Forward-thinking institutions are already implementing AI-specific due diligence, with 59% of large banks incorporating AI usage language into contracts compared to just 28% of smaller institutions. This proactive stance will protect them regardless of regulatory requirements.
Looking Forward: Sustainable Innovation
The regulatory pendulum has swung throughout history, but institutions that maintain strong risk management fundamentals thrive regardless of the direction. In the current environment, we have an opportunity to refocus risk management on substantive risks rather than compliance theater.
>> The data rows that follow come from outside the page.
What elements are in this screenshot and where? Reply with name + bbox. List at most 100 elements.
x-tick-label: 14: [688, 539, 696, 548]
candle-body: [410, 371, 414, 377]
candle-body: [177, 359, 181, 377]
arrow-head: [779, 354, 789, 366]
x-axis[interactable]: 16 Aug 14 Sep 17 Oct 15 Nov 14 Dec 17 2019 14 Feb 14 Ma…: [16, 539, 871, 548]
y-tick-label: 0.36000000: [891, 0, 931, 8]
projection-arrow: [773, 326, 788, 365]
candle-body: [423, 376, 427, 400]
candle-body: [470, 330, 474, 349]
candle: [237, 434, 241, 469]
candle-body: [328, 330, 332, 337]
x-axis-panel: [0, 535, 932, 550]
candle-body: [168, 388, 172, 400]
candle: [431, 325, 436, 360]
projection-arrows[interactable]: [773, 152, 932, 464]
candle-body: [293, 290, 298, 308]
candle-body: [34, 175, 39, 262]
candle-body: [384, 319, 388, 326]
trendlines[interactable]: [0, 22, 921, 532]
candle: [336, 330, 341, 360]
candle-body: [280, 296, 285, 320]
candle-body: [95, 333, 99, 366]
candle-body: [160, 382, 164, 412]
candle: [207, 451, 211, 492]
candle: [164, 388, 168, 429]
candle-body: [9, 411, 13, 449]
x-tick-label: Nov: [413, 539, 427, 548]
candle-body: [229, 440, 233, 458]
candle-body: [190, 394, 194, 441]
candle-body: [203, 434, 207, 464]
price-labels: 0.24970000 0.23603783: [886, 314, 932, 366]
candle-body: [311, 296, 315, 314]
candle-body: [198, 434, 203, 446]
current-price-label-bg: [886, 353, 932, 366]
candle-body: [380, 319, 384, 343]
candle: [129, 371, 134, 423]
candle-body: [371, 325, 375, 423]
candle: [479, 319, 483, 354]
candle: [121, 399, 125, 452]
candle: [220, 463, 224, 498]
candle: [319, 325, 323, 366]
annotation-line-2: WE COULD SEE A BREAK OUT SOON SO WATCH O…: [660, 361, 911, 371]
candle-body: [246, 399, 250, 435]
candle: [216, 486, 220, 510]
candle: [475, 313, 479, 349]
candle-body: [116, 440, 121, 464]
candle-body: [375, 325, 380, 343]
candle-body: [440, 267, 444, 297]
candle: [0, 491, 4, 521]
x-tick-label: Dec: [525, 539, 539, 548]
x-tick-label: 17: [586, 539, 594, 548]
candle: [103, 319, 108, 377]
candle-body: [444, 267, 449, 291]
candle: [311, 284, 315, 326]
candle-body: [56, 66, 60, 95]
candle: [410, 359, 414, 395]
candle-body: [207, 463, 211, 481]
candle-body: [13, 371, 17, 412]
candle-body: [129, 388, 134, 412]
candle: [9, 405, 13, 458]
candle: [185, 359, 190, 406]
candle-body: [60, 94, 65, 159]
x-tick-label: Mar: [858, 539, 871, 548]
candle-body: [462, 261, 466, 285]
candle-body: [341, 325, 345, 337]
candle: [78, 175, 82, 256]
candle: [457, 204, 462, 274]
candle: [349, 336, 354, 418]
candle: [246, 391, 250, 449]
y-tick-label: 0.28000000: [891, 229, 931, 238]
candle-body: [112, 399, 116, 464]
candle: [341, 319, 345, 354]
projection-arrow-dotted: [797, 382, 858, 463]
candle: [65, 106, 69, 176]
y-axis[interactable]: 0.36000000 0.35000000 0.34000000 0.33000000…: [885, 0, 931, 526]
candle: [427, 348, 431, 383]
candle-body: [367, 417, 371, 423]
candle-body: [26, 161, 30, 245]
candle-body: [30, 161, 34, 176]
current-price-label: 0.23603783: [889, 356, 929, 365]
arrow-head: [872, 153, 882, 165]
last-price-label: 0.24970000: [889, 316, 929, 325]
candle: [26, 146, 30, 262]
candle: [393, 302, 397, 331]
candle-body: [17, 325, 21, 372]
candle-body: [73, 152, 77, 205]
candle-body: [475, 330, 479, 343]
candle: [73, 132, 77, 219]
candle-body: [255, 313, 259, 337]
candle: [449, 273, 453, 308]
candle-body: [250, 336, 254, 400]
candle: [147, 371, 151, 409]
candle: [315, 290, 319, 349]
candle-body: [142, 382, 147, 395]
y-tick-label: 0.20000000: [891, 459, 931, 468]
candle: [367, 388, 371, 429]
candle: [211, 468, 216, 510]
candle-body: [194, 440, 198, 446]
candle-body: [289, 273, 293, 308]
As recently reported by The Financial Brand, the changes in Washington have created both challenges and opportunities for product development and innovation. Financial institutions now face decisions about how to proceed with new initiatives without the traditional regulatory guideposts.
The most successful institutions will avoid both extremes – neither abandoning risk management nor clinging to outdated approaches. Instead, they'll use this opportunity to reimagine how they identify, measure, monitor, and control risk in ways that support growth and innovation while protecting their customers and institutions.
In the end, the question isn't whether to wear the seatbelt of risk management, but how to design one that provides better protection while allowing greater freedom of movement. That's the challenge – and opportunity – of our current dilemma.